According to Kruger, the justices had concerns that the process used to remove jurors ran contrary to the standards established by the U.S. Supreme Court. A prospective juror cannot be disqualified based on their objection to the death penalty, nor can they be dismissed because they may “impose a higher threshold before concluding that the death penalty is appropriate,” Kruger wrote.
“The record reveals that many jurors were summarily excused based on their responses to a single question, No. 109: ‘How would you rate your attitude towards the death penalty?’” Kruger noted, adding a second question asked, “Do you have any moral, religious, or philosophical opposition to the death penalty so strong that you would be unable to impose the death penalty regardless of the facts?”
Peterson had argued 13 prospective jurors were excused without further questioning after they responded to question 109, even though they may have answered “no” to the second question.
“The law is clear that a capital jury may include those who, as an abstract matter, oppose — or even strongly oppose — the death penalty, though a prosecutor might seek to limit the number of such jurors,” Kruger wrote. “It may include those who favor — or even strongly favor — the death penalty, though defense counsel might seek to limit their numbers. Eligibility for service does not depend on a juror’s abstract views of capital punishment.”
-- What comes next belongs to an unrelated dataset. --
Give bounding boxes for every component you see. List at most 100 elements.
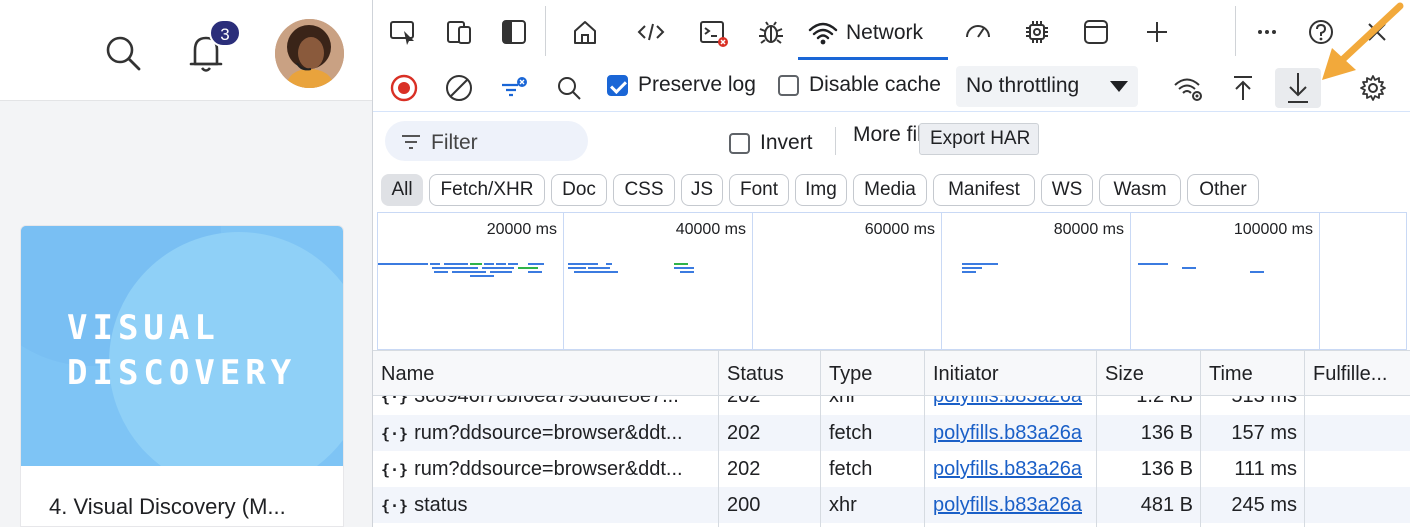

Prosecutors got the green light to retry the penalty phase of the case, though whether that will occur nearly 16 years after the jury’s original verdict is unclear.
Peterson’s attorney Cliff Gardner praised Monday’s opinion by the Golden State’s highest court.
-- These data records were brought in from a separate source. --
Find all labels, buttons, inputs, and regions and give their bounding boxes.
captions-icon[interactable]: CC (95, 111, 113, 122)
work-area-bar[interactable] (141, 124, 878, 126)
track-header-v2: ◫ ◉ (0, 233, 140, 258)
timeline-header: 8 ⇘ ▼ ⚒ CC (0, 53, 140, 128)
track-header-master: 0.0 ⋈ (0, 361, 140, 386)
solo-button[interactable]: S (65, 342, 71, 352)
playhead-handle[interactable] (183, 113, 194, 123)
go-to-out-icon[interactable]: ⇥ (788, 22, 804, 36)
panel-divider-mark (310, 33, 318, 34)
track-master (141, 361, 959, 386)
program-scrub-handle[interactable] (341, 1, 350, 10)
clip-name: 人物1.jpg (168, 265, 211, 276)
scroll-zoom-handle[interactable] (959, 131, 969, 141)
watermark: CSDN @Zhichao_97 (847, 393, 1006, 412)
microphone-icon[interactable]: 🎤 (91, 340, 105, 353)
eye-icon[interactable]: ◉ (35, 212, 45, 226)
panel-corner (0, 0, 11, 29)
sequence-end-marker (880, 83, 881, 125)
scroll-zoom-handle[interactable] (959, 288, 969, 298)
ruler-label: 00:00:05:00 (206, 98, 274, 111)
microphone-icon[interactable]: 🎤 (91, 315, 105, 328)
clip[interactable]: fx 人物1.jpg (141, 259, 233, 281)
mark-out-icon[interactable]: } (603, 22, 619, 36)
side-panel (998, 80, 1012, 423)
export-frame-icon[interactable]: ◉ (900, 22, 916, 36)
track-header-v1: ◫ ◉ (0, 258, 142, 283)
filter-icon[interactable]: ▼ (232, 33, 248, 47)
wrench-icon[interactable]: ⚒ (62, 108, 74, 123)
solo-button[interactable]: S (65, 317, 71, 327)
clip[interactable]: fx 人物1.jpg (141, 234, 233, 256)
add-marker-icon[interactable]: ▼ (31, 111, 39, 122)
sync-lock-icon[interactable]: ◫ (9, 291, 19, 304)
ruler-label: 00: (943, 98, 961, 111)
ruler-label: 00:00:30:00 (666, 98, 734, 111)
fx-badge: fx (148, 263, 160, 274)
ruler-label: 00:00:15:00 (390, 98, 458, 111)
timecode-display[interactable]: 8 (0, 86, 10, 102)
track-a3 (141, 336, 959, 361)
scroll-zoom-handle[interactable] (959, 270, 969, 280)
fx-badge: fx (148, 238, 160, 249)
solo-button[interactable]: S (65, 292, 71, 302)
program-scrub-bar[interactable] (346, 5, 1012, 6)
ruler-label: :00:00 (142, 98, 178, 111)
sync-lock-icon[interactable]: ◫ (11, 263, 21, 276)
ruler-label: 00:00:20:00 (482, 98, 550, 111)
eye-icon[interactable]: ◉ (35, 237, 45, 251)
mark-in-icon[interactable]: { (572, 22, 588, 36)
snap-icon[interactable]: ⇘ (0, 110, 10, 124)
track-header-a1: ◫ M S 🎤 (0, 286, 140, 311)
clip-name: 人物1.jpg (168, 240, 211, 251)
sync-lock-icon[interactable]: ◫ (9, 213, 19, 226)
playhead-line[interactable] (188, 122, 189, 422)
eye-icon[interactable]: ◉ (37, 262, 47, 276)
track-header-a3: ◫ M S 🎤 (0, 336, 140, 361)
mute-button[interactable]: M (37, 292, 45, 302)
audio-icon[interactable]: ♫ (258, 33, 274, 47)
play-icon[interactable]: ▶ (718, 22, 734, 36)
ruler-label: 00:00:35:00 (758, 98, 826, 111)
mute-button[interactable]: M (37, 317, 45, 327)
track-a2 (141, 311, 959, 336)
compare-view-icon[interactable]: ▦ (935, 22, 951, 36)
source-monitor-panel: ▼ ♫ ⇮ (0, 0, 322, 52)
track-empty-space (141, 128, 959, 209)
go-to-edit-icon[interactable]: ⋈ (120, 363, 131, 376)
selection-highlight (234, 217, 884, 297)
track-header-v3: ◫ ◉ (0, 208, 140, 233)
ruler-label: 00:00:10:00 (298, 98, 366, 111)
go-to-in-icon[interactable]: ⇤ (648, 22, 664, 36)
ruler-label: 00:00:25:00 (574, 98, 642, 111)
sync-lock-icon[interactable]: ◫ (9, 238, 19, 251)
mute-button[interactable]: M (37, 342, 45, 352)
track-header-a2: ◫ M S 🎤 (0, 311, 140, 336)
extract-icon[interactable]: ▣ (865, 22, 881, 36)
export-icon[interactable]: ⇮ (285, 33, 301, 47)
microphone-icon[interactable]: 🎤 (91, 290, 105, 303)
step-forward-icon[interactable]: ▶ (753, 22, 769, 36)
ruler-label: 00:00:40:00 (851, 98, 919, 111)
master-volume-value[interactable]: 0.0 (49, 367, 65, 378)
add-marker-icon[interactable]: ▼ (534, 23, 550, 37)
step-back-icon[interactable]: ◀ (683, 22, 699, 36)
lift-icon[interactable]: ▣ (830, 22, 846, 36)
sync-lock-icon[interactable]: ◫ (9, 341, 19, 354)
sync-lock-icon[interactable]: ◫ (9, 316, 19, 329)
“We are grateful for the California Supreme Court's unanimous recognition that if the state wishes to put someone to death, it must proceed to trial only with a fairly selected jury,” Gardner said in a statement. “Prosecutors may not rely on a jury specifically organized by the state to return a verdict of death. And while we are disappointed that such a biased jury selection process results in a reversal of only the death sentence, we look forward to the court's review of the new forensic and eyewitness evidence of innocence presented in Mr. Peterson's separate and still pending state habeas petition.”
Gardner said prosecutors must now ask themselves “whether they can prove Mr. Peterson culpable for this crime to even a single juror seated through a fair jury selection process.”
California Attorney General Xavier Becerra’s office said it would let the “decision speak for itself.”
Peterson has been on death row in San Quentin State Prison since March 17, 2005.